PC : File Photo

Indian Army is close to finalizing a new close quarter battle (CQB) carbines that have been awaited for the last 25 years! Team Guarding India brings you the exclusive story of the Indian Army’s new carbine.

Carbines are essential weapons for troops in close quarter battles like an inside room or within a 100-meter range. These weapons are designed for having the lightweight and short lengths as they need to be carried inside of cramped spaces like in tank or ship. Since troops carrying carbine are supposed to meet enemy up close, carbines have a rapid-fire system for massive stopping power which makes them lethal at close ranges.

Presently, the Indian Army uses the British made Sterling L2A3 (Mark 4) submachine gun that fires 9 mm bullets at a rate of 550 round/min till 200 meters. Believe it or not, this weapon was made in the Second World War has served with British Commandos raiding Hitler’s men. While the British Army retired Sterling carbines in 1994, the Indian Army is forced to continue with this antiquated carbine even in 2020.

Sterling SMG
PC : File Photo

The failure lies in with India’s Defence Ministry as in the 1990s when the Indian Army approached for new carbine DRDO claimed that it can develop an indigenous carbine to meet Indian Army requirements. Thus, by 2007, DRDO produced Amogh Carbine which failed the Indian Army test. However, DRDO continued to block Indian Army carbine tender and developed a new carbine called Modern Sub Machine Carbine (MSMC) that went on trails in 2010 and failed the tests. In 2014, DRDO renamed MSMC as Joint Venture Protective Carbine (JVPC) and pushed for another trial which too ended in failure. Thus from 1995 to 2016, DRDO blocked the purchase of new carbine.

Finally, in 2017, a frustrated Defence Ministry gave go-ahead to the Indian Army for a global tender. In 2017, the Indian Army issued a global tender for purchasing 2,00,000 carbines which will be ‘Made in India’. Simultaneously, another tender was issued for the procurement of 93,895 carbines using the Fast Track Procurement (FTP) procedure. It was under this procurement, United Arab Emirates’ Caracal International emerged as the lowest bidder with its CAR 816 carbine that is also called Caracal Sultan.

The CAR 816 is an assault rifle shortened to work as a carbine. This gas-operated rifle can fire in semi-automatic and fully automatic modes. It weighs less than 3 kgs and has multiple rails for mounting accessories like front grip, torch, and all kinds of optical/night vision sights. CAR 816 is a fully ambidextrous rifle which means it can be fired from both hands without any changes that will come handy to left-hand firers.

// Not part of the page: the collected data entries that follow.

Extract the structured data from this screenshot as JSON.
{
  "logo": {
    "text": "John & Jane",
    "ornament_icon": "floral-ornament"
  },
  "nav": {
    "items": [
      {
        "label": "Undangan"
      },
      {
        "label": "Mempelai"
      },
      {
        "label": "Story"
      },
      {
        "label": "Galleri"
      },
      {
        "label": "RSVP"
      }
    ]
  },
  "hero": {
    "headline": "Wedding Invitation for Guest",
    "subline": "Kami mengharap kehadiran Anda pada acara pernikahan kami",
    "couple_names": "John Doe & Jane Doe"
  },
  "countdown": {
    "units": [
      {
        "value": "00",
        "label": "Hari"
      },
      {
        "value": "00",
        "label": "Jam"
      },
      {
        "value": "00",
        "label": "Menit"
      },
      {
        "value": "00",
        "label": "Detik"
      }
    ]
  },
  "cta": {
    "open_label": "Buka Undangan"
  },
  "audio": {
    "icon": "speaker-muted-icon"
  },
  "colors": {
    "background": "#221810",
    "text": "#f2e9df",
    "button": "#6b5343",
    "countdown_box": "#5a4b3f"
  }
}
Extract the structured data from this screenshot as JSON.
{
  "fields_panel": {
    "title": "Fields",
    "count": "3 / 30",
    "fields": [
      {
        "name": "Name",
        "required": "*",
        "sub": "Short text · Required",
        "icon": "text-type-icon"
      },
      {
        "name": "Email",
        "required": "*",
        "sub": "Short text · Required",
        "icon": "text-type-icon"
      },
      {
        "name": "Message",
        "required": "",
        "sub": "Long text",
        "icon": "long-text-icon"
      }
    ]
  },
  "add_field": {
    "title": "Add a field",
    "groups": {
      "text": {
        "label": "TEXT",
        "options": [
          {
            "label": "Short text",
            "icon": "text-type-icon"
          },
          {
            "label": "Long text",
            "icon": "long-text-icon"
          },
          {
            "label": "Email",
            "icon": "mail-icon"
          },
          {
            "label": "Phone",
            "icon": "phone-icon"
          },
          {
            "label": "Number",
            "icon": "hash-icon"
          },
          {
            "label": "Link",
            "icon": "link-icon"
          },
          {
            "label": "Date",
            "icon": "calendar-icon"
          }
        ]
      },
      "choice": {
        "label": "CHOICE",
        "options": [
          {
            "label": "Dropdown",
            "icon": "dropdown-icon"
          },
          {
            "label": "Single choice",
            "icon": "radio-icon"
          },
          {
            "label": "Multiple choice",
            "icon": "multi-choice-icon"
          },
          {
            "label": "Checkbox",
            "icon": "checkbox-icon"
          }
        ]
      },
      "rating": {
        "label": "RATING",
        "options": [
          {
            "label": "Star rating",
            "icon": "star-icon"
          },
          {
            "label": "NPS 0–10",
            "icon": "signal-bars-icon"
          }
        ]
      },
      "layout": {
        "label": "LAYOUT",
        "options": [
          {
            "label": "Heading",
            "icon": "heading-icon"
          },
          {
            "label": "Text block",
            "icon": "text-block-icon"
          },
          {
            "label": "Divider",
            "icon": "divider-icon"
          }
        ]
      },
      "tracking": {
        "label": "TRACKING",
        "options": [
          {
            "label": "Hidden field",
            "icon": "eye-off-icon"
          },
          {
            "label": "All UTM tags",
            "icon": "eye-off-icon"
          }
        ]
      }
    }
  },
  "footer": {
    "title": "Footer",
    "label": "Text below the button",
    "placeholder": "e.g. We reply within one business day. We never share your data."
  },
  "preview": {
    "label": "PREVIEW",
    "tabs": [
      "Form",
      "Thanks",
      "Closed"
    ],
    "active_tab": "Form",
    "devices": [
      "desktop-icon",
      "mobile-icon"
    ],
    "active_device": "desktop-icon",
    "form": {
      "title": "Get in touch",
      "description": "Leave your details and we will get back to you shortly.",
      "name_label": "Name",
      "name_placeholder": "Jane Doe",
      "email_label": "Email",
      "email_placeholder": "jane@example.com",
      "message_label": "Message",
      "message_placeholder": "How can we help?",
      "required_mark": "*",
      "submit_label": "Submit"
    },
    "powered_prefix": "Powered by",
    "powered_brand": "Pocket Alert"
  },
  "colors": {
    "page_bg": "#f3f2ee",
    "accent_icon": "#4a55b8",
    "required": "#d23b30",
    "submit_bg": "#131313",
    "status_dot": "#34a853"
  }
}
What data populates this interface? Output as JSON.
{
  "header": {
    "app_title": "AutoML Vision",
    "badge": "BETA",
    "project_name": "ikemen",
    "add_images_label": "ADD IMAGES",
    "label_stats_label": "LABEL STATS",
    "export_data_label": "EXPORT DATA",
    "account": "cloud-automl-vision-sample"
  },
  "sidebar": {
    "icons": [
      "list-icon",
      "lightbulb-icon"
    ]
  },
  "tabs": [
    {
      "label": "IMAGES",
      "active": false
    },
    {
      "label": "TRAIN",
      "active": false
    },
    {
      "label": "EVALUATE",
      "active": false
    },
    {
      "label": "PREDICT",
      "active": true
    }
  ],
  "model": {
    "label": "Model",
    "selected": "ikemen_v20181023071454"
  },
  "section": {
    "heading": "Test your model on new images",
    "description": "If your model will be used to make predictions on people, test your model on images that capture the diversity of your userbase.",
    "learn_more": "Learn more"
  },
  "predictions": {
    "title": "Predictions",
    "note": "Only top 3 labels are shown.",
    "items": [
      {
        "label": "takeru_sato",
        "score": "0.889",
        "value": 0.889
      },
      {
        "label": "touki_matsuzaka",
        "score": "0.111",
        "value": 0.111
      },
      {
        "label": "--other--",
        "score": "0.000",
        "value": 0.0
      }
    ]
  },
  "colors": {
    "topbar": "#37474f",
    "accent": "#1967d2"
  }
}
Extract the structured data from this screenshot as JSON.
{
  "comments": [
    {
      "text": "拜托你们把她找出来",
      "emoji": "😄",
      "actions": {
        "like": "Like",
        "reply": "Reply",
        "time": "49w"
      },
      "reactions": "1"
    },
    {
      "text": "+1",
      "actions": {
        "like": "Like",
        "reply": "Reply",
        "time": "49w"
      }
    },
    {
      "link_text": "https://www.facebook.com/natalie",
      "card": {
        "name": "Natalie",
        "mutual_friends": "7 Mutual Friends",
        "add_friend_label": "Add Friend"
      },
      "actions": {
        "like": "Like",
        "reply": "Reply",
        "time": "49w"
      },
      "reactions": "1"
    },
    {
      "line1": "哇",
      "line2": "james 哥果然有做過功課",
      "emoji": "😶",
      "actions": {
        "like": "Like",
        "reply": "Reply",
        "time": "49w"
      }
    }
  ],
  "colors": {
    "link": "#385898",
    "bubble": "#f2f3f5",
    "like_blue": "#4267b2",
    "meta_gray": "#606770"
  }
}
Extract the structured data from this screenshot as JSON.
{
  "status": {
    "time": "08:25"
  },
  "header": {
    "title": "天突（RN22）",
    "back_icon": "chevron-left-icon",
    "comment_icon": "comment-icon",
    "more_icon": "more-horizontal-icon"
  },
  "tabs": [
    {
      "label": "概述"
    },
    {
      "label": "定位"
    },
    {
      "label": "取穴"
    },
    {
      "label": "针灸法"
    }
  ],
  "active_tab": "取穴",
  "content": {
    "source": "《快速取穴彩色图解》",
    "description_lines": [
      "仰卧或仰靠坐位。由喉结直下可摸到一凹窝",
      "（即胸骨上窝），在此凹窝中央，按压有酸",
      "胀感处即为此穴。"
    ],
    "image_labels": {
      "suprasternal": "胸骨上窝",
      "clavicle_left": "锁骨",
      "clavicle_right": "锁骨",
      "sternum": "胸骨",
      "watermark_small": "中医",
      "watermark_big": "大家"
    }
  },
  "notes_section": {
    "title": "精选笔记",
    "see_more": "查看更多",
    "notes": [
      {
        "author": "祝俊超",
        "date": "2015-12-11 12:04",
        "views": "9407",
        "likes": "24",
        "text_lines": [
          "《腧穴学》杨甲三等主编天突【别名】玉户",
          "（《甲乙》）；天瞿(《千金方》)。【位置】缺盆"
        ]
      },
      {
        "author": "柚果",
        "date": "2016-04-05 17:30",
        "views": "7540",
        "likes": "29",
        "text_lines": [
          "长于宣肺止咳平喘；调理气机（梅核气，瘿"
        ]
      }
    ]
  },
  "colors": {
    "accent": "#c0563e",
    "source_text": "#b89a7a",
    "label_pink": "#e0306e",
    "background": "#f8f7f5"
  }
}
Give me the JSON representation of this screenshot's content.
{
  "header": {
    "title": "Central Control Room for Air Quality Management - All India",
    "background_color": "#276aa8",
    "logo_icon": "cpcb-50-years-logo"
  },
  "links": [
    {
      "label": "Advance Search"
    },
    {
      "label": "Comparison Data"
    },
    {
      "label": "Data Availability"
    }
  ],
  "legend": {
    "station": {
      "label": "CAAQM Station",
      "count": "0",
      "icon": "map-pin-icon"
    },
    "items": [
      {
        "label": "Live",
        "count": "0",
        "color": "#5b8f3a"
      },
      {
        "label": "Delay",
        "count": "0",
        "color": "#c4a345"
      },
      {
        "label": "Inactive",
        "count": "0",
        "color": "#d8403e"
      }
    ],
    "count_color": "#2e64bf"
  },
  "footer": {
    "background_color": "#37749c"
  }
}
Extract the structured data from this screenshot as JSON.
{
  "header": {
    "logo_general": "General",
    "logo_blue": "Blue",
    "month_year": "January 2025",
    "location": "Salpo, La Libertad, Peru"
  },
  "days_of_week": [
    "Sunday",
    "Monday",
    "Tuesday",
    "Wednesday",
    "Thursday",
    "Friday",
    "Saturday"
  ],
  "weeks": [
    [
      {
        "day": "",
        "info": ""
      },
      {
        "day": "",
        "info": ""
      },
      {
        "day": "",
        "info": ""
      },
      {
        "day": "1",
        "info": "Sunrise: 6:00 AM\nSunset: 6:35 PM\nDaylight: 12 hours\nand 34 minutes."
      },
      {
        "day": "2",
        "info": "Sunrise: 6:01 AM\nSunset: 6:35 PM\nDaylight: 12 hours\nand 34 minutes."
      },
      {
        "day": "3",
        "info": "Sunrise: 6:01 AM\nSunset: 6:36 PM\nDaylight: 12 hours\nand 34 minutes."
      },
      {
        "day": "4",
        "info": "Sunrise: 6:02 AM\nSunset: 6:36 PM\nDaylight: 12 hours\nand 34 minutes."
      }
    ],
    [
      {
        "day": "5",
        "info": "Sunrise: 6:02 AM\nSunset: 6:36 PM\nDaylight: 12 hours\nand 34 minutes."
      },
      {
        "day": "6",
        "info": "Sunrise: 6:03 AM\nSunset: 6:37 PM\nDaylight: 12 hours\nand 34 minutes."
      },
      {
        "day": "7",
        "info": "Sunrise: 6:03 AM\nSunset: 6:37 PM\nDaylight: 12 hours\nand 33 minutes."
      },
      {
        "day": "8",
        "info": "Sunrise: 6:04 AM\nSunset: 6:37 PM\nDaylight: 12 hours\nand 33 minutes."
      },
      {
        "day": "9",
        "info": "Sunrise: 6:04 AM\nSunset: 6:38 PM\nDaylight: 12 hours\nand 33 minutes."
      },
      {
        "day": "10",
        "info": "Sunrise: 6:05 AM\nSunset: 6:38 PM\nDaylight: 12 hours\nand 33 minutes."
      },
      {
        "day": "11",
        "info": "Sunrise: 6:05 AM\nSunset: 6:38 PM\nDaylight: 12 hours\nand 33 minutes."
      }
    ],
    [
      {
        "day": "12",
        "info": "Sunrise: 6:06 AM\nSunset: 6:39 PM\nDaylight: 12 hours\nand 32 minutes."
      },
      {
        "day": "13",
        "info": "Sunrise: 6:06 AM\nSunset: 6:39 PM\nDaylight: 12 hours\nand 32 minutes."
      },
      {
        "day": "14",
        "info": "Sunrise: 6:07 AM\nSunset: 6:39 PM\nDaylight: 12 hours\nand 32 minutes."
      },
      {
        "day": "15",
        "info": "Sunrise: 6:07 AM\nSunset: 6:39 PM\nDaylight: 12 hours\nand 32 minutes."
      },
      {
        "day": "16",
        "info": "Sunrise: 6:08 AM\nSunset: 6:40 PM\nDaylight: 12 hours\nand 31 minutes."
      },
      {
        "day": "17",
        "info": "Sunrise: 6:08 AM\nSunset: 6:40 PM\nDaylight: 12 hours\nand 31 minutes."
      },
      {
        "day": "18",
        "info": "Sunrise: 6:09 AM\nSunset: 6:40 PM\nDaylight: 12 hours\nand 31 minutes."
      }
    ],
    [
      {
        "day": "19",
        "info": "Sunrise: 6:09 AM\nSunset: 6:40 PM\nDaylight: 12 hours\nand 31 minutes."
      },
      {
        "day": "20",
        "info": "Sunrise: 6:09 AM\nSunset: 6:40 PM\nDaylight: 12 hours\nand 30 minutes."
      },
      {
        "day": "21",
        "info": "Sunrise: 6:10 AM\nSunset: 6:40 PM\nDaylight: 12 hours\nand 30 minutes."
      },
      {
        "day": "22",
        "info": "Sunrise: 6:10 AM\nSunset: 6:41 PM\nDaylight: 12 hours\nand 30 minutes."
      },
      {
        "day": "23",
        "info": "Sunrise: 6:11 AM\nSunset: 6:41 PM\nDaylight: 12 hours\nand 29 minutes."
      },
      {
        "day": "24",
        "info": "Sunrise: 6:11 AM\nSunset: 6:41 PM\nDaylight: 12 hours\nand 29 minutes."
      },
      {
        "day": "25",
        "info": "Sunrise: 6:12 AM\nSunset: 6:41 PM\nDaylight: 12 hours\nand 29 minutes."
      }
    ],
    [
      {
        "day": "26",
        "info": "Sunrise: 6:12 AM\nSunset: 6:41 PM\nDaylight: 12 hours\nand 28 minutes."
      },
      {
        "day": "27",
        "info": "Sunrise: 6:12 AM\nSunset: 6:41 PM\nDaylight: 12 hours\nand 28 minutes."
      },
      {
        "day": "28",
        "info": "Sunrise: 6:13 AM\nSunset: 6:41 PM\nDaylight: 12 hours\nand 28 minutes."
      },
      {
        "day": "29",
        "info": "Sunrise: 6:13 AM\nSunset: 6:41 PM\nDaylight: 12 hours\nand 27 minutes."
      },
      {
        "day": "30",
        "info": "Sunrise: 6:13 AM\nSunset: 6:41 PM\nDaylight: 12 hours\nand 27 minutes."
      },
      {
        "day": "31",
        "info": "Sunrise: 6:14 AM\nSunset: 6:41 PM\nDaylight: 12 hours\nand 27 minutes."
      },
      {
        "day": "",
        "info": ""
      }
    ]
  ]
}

The CAR 816 is directly related to famed HK-416 and Sig 516 which were influenced by US M4 Rifles. It is an evolutionary upgrade with better inner mechanism, lesser recoil, and slightly lower weight. CAR 816 is designed for extreme durability and it can withstand intense heat, sand, dust, humidity, and extreme sandstorms. During the tests, CAR 816 was buried in the desert sand of over 100° F (37° C) and then it continued firing without any stoppage after being pulled out of the sand. This feature will make CAR816 a darling of Indian tankmen who will be using it in Thar desert inside T-72, T-90 and Arjun tanks.

This CAR 816 is designed to fire 5.56×45mm NATO rounds which is the same ammunition that is used by the Indian Army for its INSAS Rifles. Thus, India can comfortably utilize old ammunition stock held in reserve without any changes. In fact, the present order for 93,895 carbines is not the last one as India has a need for 3,50,000 (3.5 Lakh) such as carbines.

Caracal’s CAR 816
Caracal’s CAR 816 PC : Wikimedia

However, this deal has run in rough weather over cost-related issues and complaints from other bidders which have held this procurement. In fact, the Indian Army has also selected SIG716 assault rifles with CAR816 which have already entered service and are now due for a repeat order of 72,000 rifles.

Team guarding India hopes that the Defence Ministry can complete the order of CAR816 in the near future as the Indian Army has been waiting for the last 25 years for a new carbine that can replace World War II vintage, Sterling.